Is the solution of a PDE always the convolution of the Green function?

Question

If we are given Poisson's equation in a space:

$$\nabla ^2 u=F$$

The solutions (those who admit Fourier transform) are given by:

$$u(x)=\int_\mathbb{R^n} G(x,y)F(y)dy$$

Where $G$ is the Green function (fundamental solution). In a distributional sense, the solution is:

$$u=G\ast F$$

Where the convolution $\ast$ is defined by:

$$\langle G\ast F,u\rangle=\langle G\otimes F,u ^\sharp\rangle$$

This seems to agree with wath we've seen.

But if instead of the whole space, we restric our equation to a domain $D$. With Dirichlet boundary conditions: $u\vert_{\partial D}=h$. The solution is:

$$u(x)=\int_D G(x,y)F(y)dV + \int_{\partial D} \frac{\partial G}{\partial n}(x,y) h(y)dS$$

How can this agree with the convolution? The surface integral doesn't seem right (I know the proof of this formula, just that this isn't completely clear).

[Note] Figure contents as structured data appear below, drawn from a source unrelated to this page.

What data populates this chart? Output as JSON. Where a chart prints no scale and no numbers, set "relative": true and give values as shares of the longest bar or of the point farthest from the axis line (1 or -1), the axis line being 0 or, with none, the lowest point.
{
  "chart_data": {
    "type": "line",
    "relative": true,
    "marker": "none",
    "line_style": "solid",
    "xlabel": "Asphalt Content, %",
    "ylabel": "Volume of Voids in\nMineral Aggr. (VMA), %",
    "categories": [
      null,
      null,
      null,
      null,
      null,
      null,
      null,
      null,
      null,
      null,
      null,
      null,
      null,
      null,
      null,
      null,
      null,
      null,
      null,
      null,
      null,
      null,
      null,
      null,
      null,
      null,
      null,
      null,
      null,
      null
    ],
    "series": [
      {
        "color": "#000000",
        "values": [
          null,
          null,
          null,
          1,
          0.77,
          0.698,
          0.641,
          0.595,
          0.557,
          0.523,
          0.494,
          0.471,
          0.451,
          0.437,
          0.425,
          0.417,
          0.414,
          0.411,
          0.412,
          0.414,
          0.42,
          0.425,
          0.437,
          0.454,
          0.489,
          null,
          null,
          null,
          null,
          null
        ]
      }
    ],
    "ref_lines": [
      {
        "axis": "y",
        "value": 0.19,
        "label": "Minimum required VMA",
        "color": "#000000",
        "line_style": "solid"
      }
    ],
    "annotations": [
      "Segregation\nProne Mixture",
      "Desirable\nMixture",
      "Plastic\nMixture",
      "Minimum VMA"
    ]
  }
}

Furthermore, does this mean that even if we know the Green function and the inhomogeneous term, we can't know the solution since we have to come up with the type of integral we need?

Answer 1

Actually, $$ \int_D G(x,y)F(y) \, dV + \int_{\partial D} \frac{\partial G}{\partial n}(x,y) h(y) \,dS = G * (\mathbf{1}_D + \nabla\cdot (h n\,\sigma_{\partial D})), $$ where $\mathbf{1}_D$ is the indicator function of $D,$ $\sigma_{\delta D}$ is the area measure on $\partial D,$ and $n$ is the normal on $\partial D.$

Here it can be noted that $n\,\sigma_{\partial D} = -\nabla\mathbf{1}_D.$

Answer 2

I would say you actually have the boundary terms in $R^N$ case, but it is just disappears because your data function $f$ is compact supported. Moreover, I suggest you work out the convolution solution for the case that $f$ is only integrable and Holder continuos, then you will have a better understanding how the "boundary" of $R^N$ disappears.